Was kommt als nächstes für dich?

Ich werde mir eine kleine Auszeit nehmen. Ich bin dabei, einen Roman in ein Drehbuch umzuwandeln, den Roman Towelhead von Alicia Arian, der erst letzten Monat veröffentlicht wurde. Schönes, schönes Buch. Wirklich guter Autor! Ich versuche, ihre Geschichte in einen Film zu verwandeln und ihr gerecht zu werden. Ich habe zum ersten Mal seit zehn Jahren wieder ein Theaterstück geschrieben, und ich werde damit im August einen Workshop beim New York Theatre Workshop geben. Ich habe noch zwei andere Drehbücher, die ich fertiggestellt habe, auf denen ich irgendwie sitze. Ich möchte Regie führen. Ich würde gerne bei einem Film Regie führen. Ich hoffe, Towelhead zuerst zu inszenieren, weil es am billigsten zu machen ist. Und dann habe ich ein paar Ideen für TV-Sachen. Ich möchte keine Show mehr machen, aber ich mag es auf jeden Fall zu produzieren. Ich ziehe mit meinem Partner in ein neues Haus. Ich habe ein neues Auto, ich habe ein neues Handy. Ich habe das Gefühl, dass ich wirklich ein neues Kapitel in meinem Leben beginne. Ich denke, wir wollen auf eine große Reise gehen, an einen Ort wie auf der anderen Seite der Welt, der wirklich schön ist, und uns etwas Zeit nehmen, um einfach zu entspannen und zu entspannen, bevor ich zurückkomme und herausfinde, was als nächstes kommt!

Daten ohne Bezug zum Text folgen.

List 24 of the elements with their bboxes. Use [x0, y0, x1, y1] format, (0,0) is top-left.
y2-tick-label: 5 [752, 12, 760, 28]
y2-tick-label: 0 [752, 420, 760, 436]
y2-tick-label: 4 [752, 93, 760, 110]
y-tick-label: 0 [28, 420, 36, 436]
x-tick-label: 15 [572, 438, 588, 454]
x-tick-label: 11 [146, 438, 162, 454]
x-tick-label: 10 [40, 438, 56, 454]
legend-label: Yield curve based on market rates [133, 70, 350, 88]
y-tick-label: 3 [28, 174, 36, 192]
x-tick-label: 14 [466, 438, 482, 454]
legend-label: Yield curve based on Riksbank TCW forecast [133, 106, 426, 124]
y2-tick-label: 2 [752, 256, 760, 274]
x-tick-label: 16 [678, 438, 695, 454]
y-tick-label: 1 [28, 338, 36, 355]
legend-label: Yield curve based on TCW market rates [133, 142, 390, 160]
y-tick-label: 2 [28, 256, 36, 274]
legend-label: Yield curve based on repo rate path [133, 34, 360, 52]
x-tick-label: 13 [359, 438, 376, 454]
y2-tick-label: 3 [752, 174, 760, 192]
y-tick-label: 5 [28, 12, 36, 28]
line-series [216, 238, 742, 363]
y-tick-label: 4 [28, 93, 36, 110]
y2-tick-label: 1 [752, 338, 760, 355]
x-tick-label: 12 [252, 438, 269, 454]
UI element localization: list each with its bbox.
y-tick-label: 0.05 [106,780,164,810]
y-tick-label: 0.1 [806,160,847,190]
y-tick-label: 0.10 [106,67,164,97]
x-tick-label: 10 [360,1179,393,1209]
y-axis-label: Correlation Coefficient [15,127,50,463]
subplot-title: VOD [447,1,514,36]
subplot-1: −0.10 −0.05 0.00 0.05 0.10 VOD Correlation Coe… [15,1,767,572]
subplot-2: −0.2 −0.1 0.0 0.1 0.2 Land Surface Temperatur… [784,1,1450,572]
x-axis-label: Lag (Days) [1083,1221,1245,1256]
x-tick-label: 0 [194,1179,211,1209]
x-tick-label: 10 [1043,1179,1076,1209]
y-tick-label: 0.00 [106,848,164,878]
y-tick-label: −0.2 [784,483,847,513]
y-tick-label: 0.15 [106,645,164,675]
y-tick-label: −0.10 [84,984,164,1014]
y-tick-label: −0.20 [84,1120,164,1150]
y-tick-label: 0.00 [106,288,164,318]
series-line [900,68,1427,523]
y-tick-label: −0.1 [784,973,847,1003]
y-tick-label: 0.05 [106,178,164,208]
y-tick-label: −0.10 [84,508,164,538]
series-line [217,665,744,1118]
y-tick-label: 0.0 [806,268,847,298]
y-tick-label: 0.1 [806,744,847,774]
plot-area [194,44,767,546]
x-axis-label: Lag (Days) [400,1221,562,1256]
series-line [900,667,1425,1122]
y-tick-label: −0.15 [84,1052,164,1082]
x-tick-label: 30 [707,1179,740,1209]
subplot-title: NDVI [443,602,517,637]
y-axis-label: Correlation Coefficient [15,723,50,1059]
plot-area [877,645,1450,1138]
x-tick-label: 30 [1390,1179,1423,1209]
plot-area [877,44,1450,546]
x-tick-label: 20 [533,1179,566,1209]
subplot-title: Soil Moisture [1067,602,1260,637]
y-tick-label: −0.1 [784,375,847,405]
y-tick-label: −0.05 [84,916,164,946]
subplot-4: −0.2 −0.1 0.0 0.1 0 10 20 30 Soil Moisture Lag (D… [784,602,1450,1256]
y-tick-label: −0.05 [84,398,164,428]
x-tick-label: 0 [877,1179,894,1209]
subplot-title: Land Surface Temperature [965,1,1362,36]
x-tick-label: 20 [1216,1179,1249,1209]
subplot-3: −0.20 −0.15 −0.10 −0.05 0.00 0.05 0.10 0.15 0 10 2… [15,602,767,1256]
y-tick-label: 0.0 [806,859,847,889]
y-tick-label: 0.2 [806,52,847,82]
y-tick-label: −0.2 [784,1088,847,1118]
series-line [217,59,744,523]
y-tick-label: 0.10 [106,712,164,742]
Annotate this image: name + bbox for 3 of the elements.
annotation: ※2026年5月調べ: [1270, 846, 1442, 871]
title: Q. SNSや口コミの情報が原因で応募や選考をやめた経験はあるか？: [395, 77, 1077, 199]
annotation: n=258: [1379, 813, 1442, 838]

Alan Ball ist der Schöpfer und Executive Producer von „Six Feet Under“, der von der Kritik gefeierten Dramaserie auf HBO. Die Serie über ein familiengeführtes Bestattungsunternehmen in Los Angeles hat beispiellose Einschaltquoten für das Netzwerk, zwei Golden Globes (einschließlich der besten Dramaserie) und sechs Emmy-Auszeichnungen erhalten. Alan wurde mit einem Emmy und einem DGA-Preis für die Regie des Pilotfilms von „Six Feet Under“, seinem Regiedebüt, ausgezeichnet.

Alans erstes Drehbuch für einen Spielfilm war amerikanische Schönheit , für den er unter anderem den Oscar 1999 für das beste Originaldrehbuch, den Writers Guild of America Award für das beste Originaldrehbuch und den Golden Globe Award für das beste Drehbuch erhielt.

Zu seinen weiteren TV-Auftritten gehören „Oh Grow Up“, „Cybill“ und „Grace Under Fire“.